洛瑶眼眶瞬间泛红,喉间像是被千年寒冰堵住,又像是被幽冥焰火灼烧,酸涩与滚烫交织。她颤抖着伸手,抚过凤冠上冰凉的星辰泪,又轻轻触碰魔尊紧抿的嘴角:“从前总觉得,能守在你身边看着魔界安好就足够了。”她的声音发颤,一滴泪砸在魔尊手背上,“可你却将这世间最珍贵的东西,藏在连烛火都照不到的角落,等着给我惊喜。”
她忽然扑进魔尊怀里,汲取着独属于他的冷冽气息:“那些闯入禁地的日夜,浑身是伤却从未觉得害怕。可现在……”洛瑶抬起头,睫毛上还挂着泪珠,“听你说这些话,我才发现自己原来也会贪心,想要这场只属于我们的婚礼,想要和你岁岁年年,看遍魔界的晨昏与星海。”说着说着,她的眼神渐渐飘向远方,泛起憧憬的光芒。
“我好想……”洛瑶声音轻柔,带着一丝小心翼翼,“在人间办一场婚礼。那里有我儿时的街巷,有看着我长大的邻里,还有我从未忘却的父母。我想让他们看看,我找到了能托付一生的人。”她的手指无意识地摩挲着魔尊的衣袖,“还要去仙界,给我的师傅和师兄师姐们下请柬。从前总觉得仙魔有别,可现在我却想告诉他们,爱能跨越一切界限。”
她的脸颊因为激动而泛起红晕,眼中闪烁着璀璨的光芒:“在人间,我们就办一场最传统的婚礼。我要穿上凤冠霞帔,坐着大红花轿,听着唢呐声穿过青石板路。你骑着高头大马,在众人的祝福声中,将我迎进家门。”她顿了顿,又笑着补充,“当然,还要加上魔界的元素,让人间的烟火气与魔界的神秘交织,一定很有趣。”
魔尊紧紧搂着怀中颤抖的人,下巴抵着她发顶,魔气不自觉地缠绕在她周身,像是筑起最坚固的屏障:“以后不会再让你孤身犯险,也不会再让你等太久。”他低头吻去她眼角的泪。

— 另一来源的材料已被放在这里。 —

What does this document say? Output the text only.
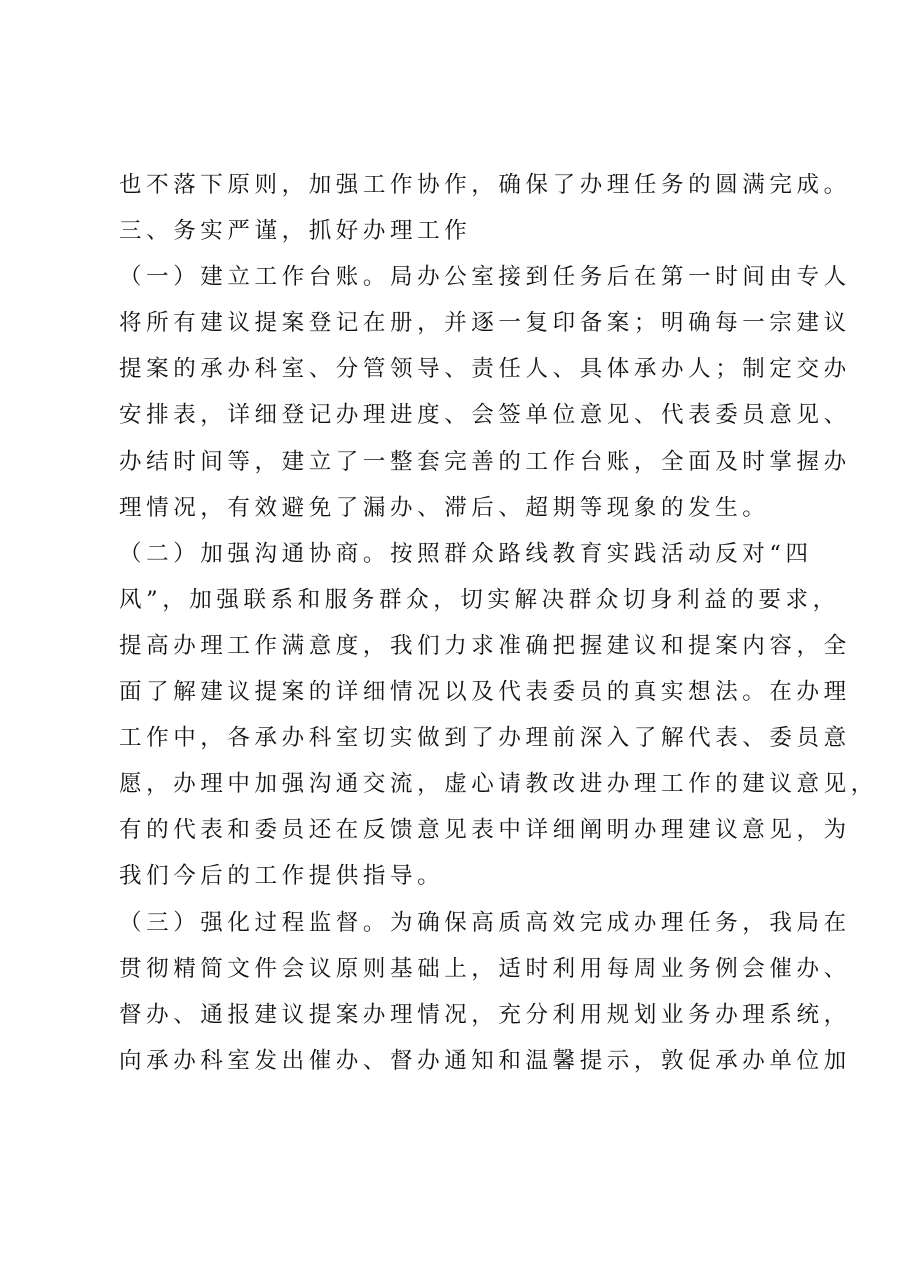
也不落下原则，加强工作协作，确保了办理任务的圆满完成。
三、务实严谨，抓好办理工作
（一）建立工作台账。局办公室接到任务后在第一时间由专人
将所有建议提案登记在册，并逐一复印备案；明确每一宗建议
提案的承办科室、分管领导、责任人、具体承办人；制定交办
安排表，详细登记办理进度、会签单位意见、代表委员意见、
办结时间等，建立了一整套完善的工作台账，全面及时掌握办
理情况，有效避免了漏办、滞后、超期等现象的发生。
（二）加强沟通协商。按照群众路线教育实践活动反对“四
风”，加强联系和服务群众，切实解决群众切身利益的要求，
提高办理工作满意度，我们力求准确把握建议和提案内容，全
面了解建议提案的详细情况以及代表委员的真实想法。在办理
工作中，各承办科室切实做到了办理前深入了解代表、委员意
愿，办理中加强沟通交流，虚心请教改进办理工作的建议意见，
有的代表和委员还在反馈意见表中详细阐明办理建议意见，为
我们今后的工作提供指导。
（三）强化过程监督。为确保高质高效完成办理任务，我局在
贯彻精简文件会议原则基础上，适时利用每周业务例会催办、
督办、通报建议提案办理情况，充分利用规划业务办理系统，
向承办科室发出催办、督办通知和温馨提示，敦促承办单位加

烛火渐渐摇曳成温柔的光晕,将相拥的身影融成朦胧的轮廓。幽冥殿外,琉璃灯笼仍在不知疲倦地闪烁,远方盘龙柱的幽蓝萤光与天上星河遥相呼应。这场跨越三界的梦幻婚礼,如同沉睡在时光里的瑰丽诗篇,等待着被魔族的烟火、仙界的云霞、人间的月光,以及两人交握的双手,缓缓写成三界传唱的传奇。而此刻的静谧相拥,已是幽冥之地最圆满的答案。